Education

Voters support extending taxes to pay for public schools, poll finds

File photo. A new poll finds voters support at least a partial extension of Proposition 30, a November 2012 ballot measure that has pumped about $13 billion into California public schools.
File photo. A new poll finds voters support at least a partial extension of Proposition 30, a November 2012 ballot measure that has pumped about $13 billion into California public schools.
Adolfo Guzman-Lopez/KPCC

A new poll out Thursday suggests broad backing for education funding in California, even if that means extending higher taxes due to expire next year.

The PACE/USC Rossier School of Education poll found that 63 percent of voters support continuing at least a portion of Proposition 30 — the 2012 ballot measure that increased the state sales tax by a quarter cent and nudged up income taxes for those earning $250,000 or more. 

"We’re seeing that perhaps there’s a little bit more optimism about where the schools are going," said University of Southern California education professor Julie Marsh, who helped develop the latest survey.
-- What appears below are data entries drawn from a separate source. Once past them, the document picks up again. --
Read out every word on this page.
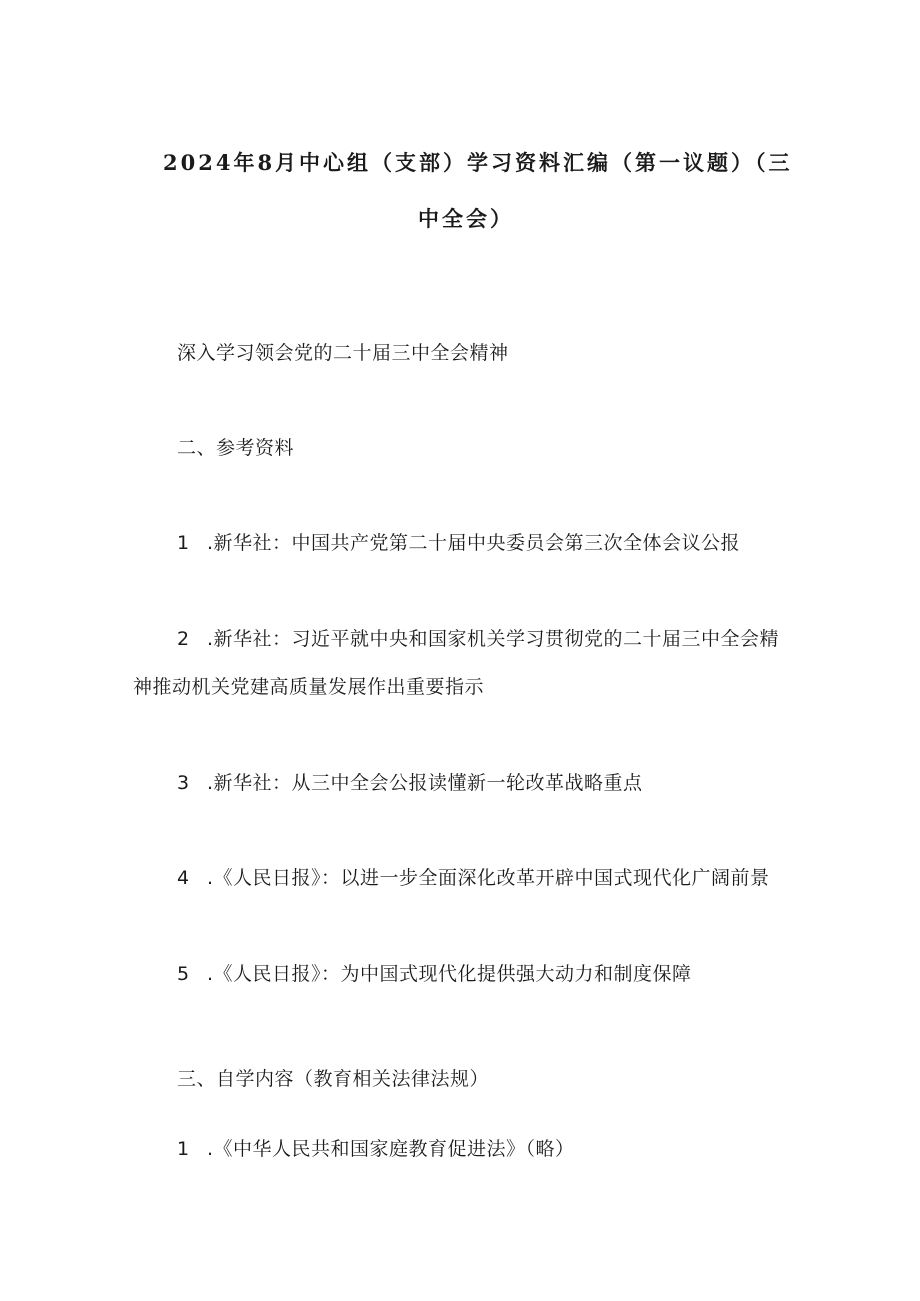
2024年8月中心组（支部）学习资料汇编（第一议题）（三
中全会）
深入学习领会党的二十届三中全会精神
二、参考资料
1 .新华社：中国共产党第二十届中央委员会第三次全体会议公报
2 .新华社：习近平就中央和国家机关学习贯彻党的二十届三中全会精
神推动机关党建高质量发展作出重要指示
3 .新华社：从三中全会公报读懂新一轮改革战略重点
4 .《人民日报》：以进一步全面深化改革开辟中国式现代化广阔前景
5 .《人民日报》：为中国式现代化提供强大动力和制度保障
三、自学内容（教育相关法律法规）
1 .《中华人民共和国家庭教育促进法》（略）
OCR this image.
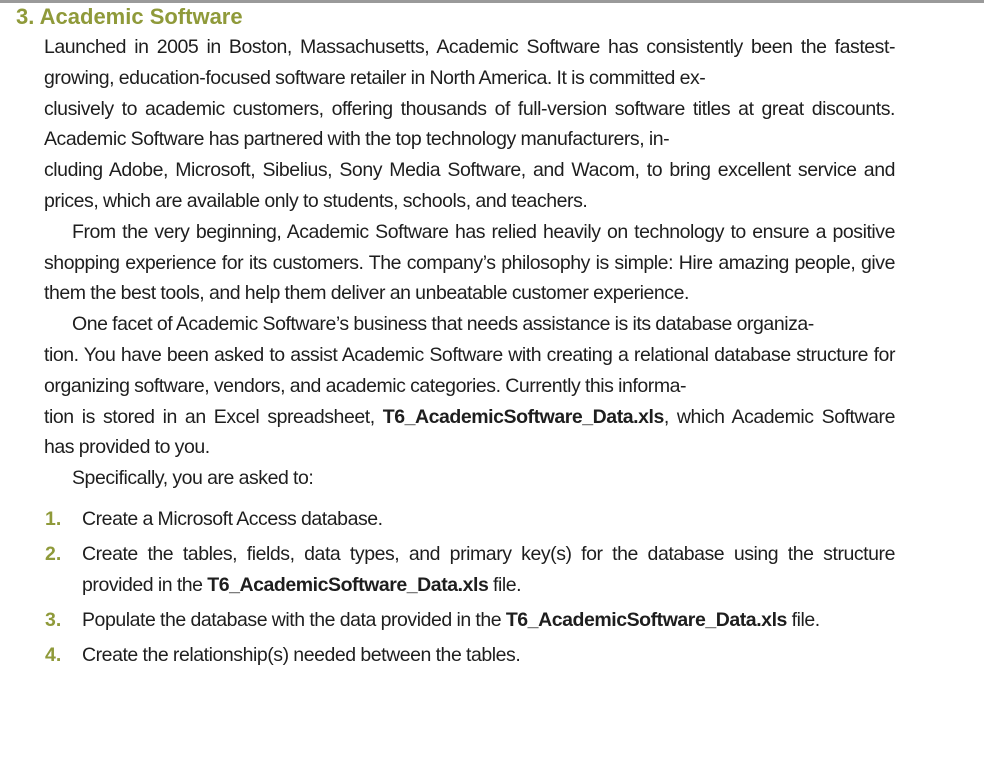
3. Academic Software

Launched in 2005 in Boston, Massachusetts, Academic Software has consistently been the fastest-growing, education-focused software retailer in North America. It is committed ex-
clusively to academic customers, offering thousands of full-version software titles at great discounts. Academic Software has partnered with the top technology manufacturers, in-
cluding Adobe, Microsoft, Sibelius, Sony Media Software, and Wacom, to bring excellent service and prices, which are available only to students, schools, and teachers.

From the very beginning, Academic Software has relied heavily on technology to ensure a positive shopping experience for its customers. The company’s philosophy is simple: Hire amazing people, give them the best tools, and help them deliver an unbeatable customer experience.

One facet of Academic Software’s business that needs assistance is its database organiza-
tion. You have been asked to assist Academic Software with creating a relational database structure for organizing software, vendors, and academic categories. Currently this informa-
tion is stored in an Excel spreadsheet, T6_AcademicSoftware_Data.xls, which Academic Software has provided to you.

Specifically, you are asked to:

1. Create a Microsoft Access database.
2. Create the tables, fields, data types, and primary key(s) for the database using the structure provided in the T6_AcademicSoftware_Data.xls file.
3. Populate the database with the data provided in the T6_AcademicSoftware_Data.xls file.
4. Create the relationship(s) needed between the tables.
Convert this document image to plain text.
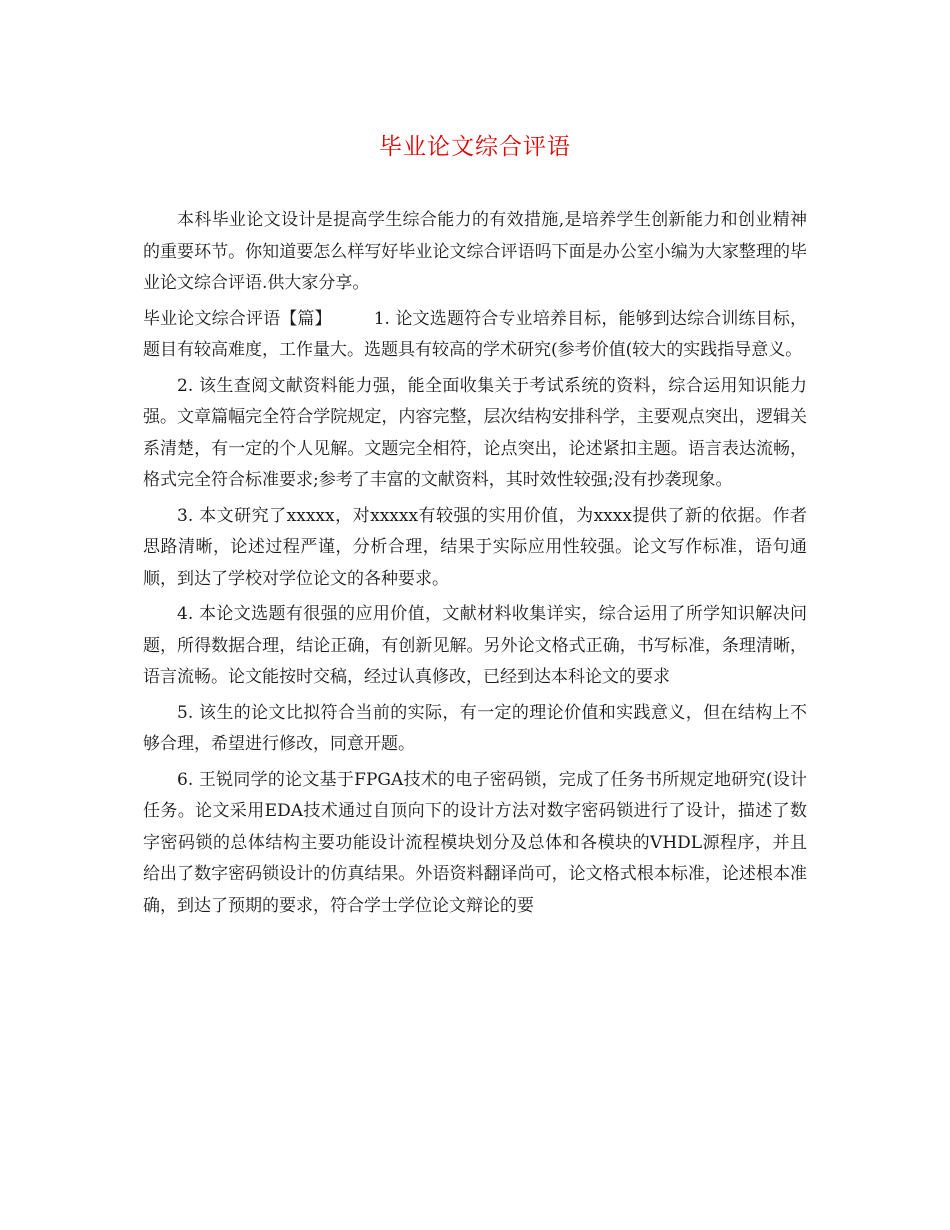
毕业论文综合评语

本科毕业论文设计是提高学生综合能力的有效措施,是培养学生创新能力和创业精神的重要环节。你知道要怎么样写好毕业论文综合评语吗下面是办公室小编为大家整理的毕业论文综合评语.供大家分享。

毕业论文综合评语【篇】 1. 论文选题符合专业培养目标，能够到达综合训练目标，题目有较高难度，工作量大。选题具有较高的学术研究(参考价值(较大的实践指导意义。

2. 该生查阅文献资料能力强，能全面收集关于考试系统的资料，综合运用知识能力强。文章篇幅完全符合学院规定，内容完整，层次结构安排科学，主要观点突出，逻辑关系清楚，有一定的个人见解。文题完全相符，论点突出，论述紧扣主题。语言表达流畅，格式完全符合标准要求;参考了丰富的文献资料，其时效性较强;没有抄袭现象。

3. 本文研究了xxxxx，对xxxxx有较强的实用价值，为xxxx提供了新的依据。作者思路清晰，论述过程严谨，分析合理，结果于实际应用性较强。论文写作标准，语句通顺，到达了学校对学位论文的各种要求。

4. 本论文选题有很强的应用价值，文献材料收集详实，综合运用了所学知识解决问题，所得数据合理，结论正确，有创新见解。另外论文格式正确，书写标准，条理清晰，语言流畅。论文能按时交稿，经过认真修改，已经到达本科论文的要求

5. 该生的论文比拟符合当前的实际，有一定的理论价值和实践意义，但在结构上不够合理，希望进行修改，同意开题。

6. 王锐同学的论文基于FPGA技术的电子密码锁，完成了任务书所规定地研究(设计任务。论文采用EDA技术通过自顶向下的设计方法对数字密码锁进行了设计，描述了数字密码锁的总体结构主要功能设计流程模块划分及总体和各模块的VHDL源程序，并且给出了数字密码锁设计的仿真结果。外语资料翻译尚可，论文格式根本标准，论述根本准确，到达了预期的要求，符合学士学位论文辩论的要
Marsh said voters seem willing to fund that progress. 

Those surveyed who believe California public schools have improved increased from just 7 percent in 2012 to 17 percent in 2015. The poll surveyed 2,411 registered California voters. The margin of error was plus or minus 2.9 percentage points for the overall sample. 

So far, Proposition 30 has pumped about $13 billion into California public schools.

"I believe it's been critical," Marsh said. "Districts and schools are counting on that continued funding source."

The tax increases are set to expire at the end of 2016 unless reauthorized.